I’ve noticed something … in recent memory, I have not suffered one single hard drive failure.
I’ve only suffered multiple hard drive failures … all my drive failures seem to happen in batches.
Last weekend the refurbished Seagate hard drive in my laptop (Rohan) started generating errors. About the same time, the main drive in Gondor started to flake out.
My laptop had been recently backed up with ghost, so getting it restored , to a spare 100gb hard drive I had, wasn’t a problem. I did struggle a bit because there was a Linux partition on the replacement drive … that Ghost didn’t know how to delete.
The drive in Gondor was a bit more problematical … although Linux was reporting problems with the drive, the Dell hard drive diagnostics reported problems with the drive, when I ran Spinrite over it, no problems were reported.
I decided to let the drive sit and see if the problems came back.
Obviously they did … this time, however, when I ran Spinrite on the drive it found a bad cluster. Luckily it was able to recover the cluster. After Spinrite was done, I copied the old drive to a new 300gb drive. Now I just have to get Dell to send me a new drive. Not sure what I’m going to do with a spare 80gb SATA drive.

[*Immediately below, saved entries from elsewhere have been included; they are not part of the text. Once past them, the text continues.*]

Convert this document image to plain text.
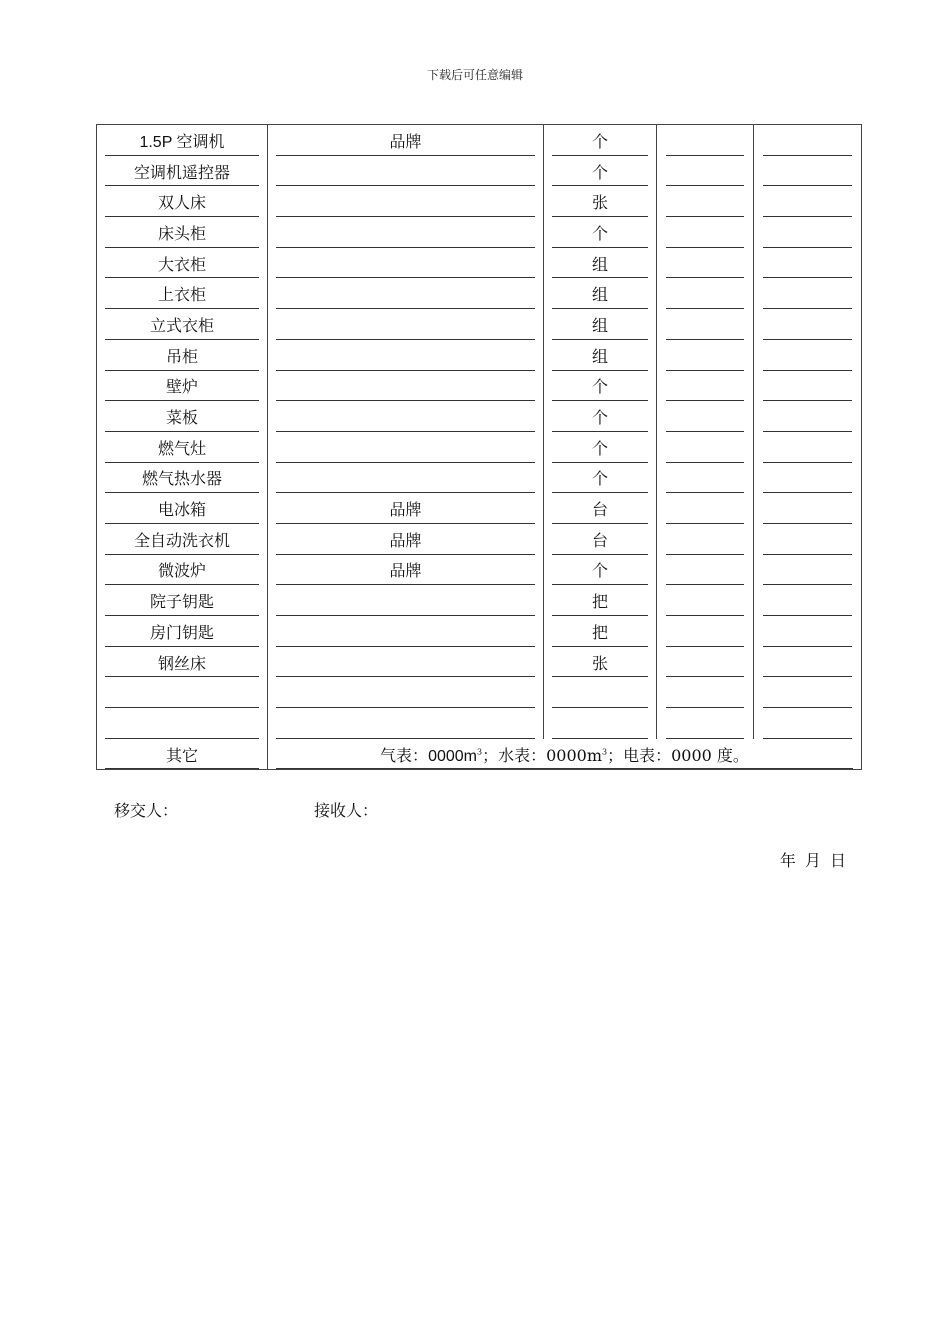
下载后可任意编辑
1.5P 空调机	品牌	个		
空调机遥控器		个		
双人床		张		
床头柜		个		
大衣柜		组		
上衣柜		组		
立式衣柜		组		
吊柜		组		
壁炉		个		
菜板		个		
燃气灶		个		
燃气热水器		个		
电冰箱	品牌	台		
全自动洗衣机	品牌	台		
微波炉	品牌	个		
院子钥匙		把		
房门钥匙		把		
钢丝床		张		

其它	气表：$0000m^3$；水表：$0000m^3$；电表：0000 度。			
移交人：	接收人：
年 月 日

Of course, all these hard drive problems got me to thinking … why the heck don’t operating systems raise serious alerts when a drive failure is detected?

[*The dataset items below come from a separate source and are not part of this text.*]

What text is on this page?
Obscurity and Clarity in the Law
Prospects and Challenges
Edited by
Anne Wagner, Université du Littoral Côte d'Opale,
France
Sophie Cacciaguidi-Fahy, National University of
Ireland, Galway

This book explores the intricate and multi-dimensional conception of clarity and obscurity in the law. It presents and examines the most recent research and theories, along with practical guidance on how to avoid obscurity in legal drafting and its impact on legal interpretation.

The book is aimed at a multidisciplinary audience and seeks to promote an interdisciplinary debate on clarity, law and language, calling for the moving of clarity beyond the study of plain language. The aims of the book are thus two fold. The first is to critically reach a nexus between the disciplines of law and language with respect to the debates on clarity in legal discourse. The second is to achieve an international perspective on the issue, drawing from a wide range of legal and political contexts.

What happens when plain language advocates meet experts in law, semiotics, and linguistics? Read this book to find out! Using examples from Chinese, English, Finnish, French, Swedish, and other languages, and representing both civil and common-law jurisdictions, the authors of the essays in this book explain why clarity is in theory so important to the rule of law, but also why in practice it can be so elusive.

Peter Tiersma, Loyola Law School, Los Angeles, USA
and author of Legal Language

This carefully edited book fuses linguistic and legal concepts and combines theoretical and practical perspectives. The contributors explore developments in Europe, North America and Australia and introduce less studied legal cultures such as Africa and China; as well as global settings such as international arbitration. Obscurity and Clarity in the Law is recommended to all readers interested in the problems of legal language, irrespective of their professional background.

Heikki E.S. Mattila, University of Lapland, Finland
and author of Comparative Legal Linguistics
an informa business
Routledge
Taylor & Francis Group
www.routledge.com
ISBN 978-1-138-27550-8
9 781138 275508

On Windows XP, the drive problem was silently being logged to the “System Event Log”. I think it should have popped up a warning message telling me that something was wrong.
On Linux, the drive problems were also being logged to syslog … but if you aren’t actively monitoring the systems logs, it’s easy to miss something like that. I’m going to investigate some system monitoring software (something like Nagios) to keep an eye on problems of this nature.

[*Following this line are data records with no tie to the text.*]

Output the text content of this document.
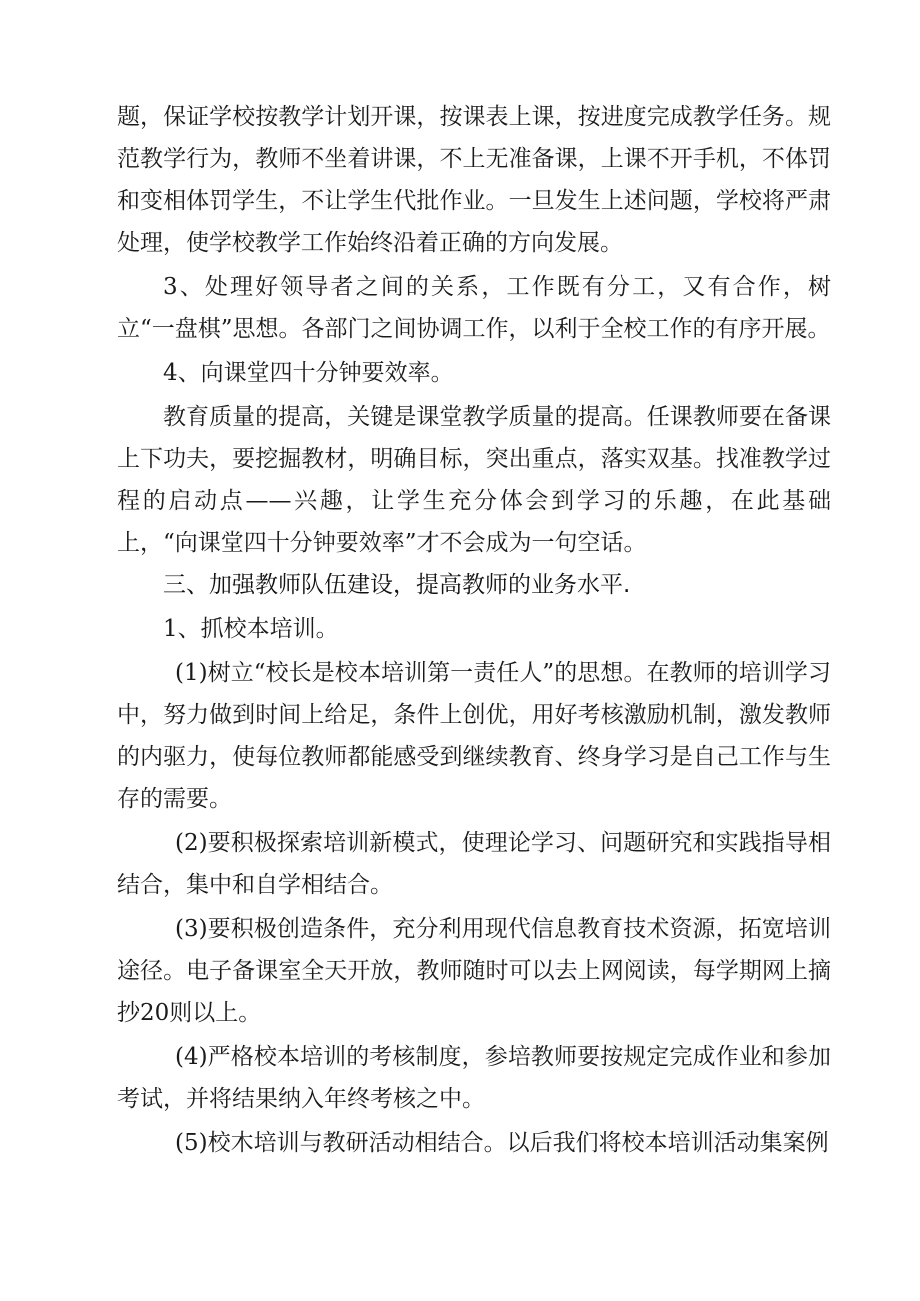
题，保证学校按教学计划开课，按课表上课，按进度完成教学任务。规范教学行为，教师不坐着讲课，不上无准备课，上课不开手机，不体罚和变相体罚学生，不让学生代批作业。一旦发生上述问题，学校将严肃处理，使学校教学工作始终沿着正确的方向发展。

3、处理好领导者之间的关系，工作既有分工，又有合作，树立“一盘棋”思想。各部门之间协调工作，以利于全校工作的有序开展。

4、向课堂四十分钟要效率。

教育质量的提高，关键是课堂教学质量的提高。任课教师要在备课上下功夫，要挖掘教材，明确目标，突出重点，落实双基。找准教学过程的启动点——兴趣，让学生充分体会到学习的乐趣，在此基础上，“向课堂四十分钟要效率”才不会成为一句空话。

三、加强教师队伍建设，提高教师的业务水平.

1、抓校本培训。

(1)树立“校长是校本培训第一责任人”的思想。在教师的培训学习中，努力做到时间上给足，条件上创优，用好考核激励机制，激发教师的内驱力，使每位教师都能感受到继续教育、终身学习是自己工作与生存的需要。

(2)要积极探索培训新模式，使理论学习、问题研究和实践指导相结合，集中和自学相结合。

(3)要积极创造条件，充分利用现代信息教育技术资源，拓宽培训途径。电子备课室全天开放，教师随时可以去上网阅读，每学期网上摘抄20则以上。

(4)严格校本培训的考核制度，参培教师要按规定完成作业和参加考试，并将结果纳入年终考核之中。

(5)校木培训与教研活动相结合。以后我们将校本培训活动集案例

first of: I am the maintainer of the rsyslog project (http://www.rsyslog.com), a drop-in replacement for syslogd. An alternate to “heavy” log monitoring solutions is to use rsyslog and make it email alerts for specific messages (e.g. anything with the hard drive in it).
I just thought I mention it.
Rainer, thanks … I’ll certainly look into it. Nagios is pretty heavy, so something lighter weight might be a good solution for the short term.
I’m also going to be looking into a raid solution of some sort.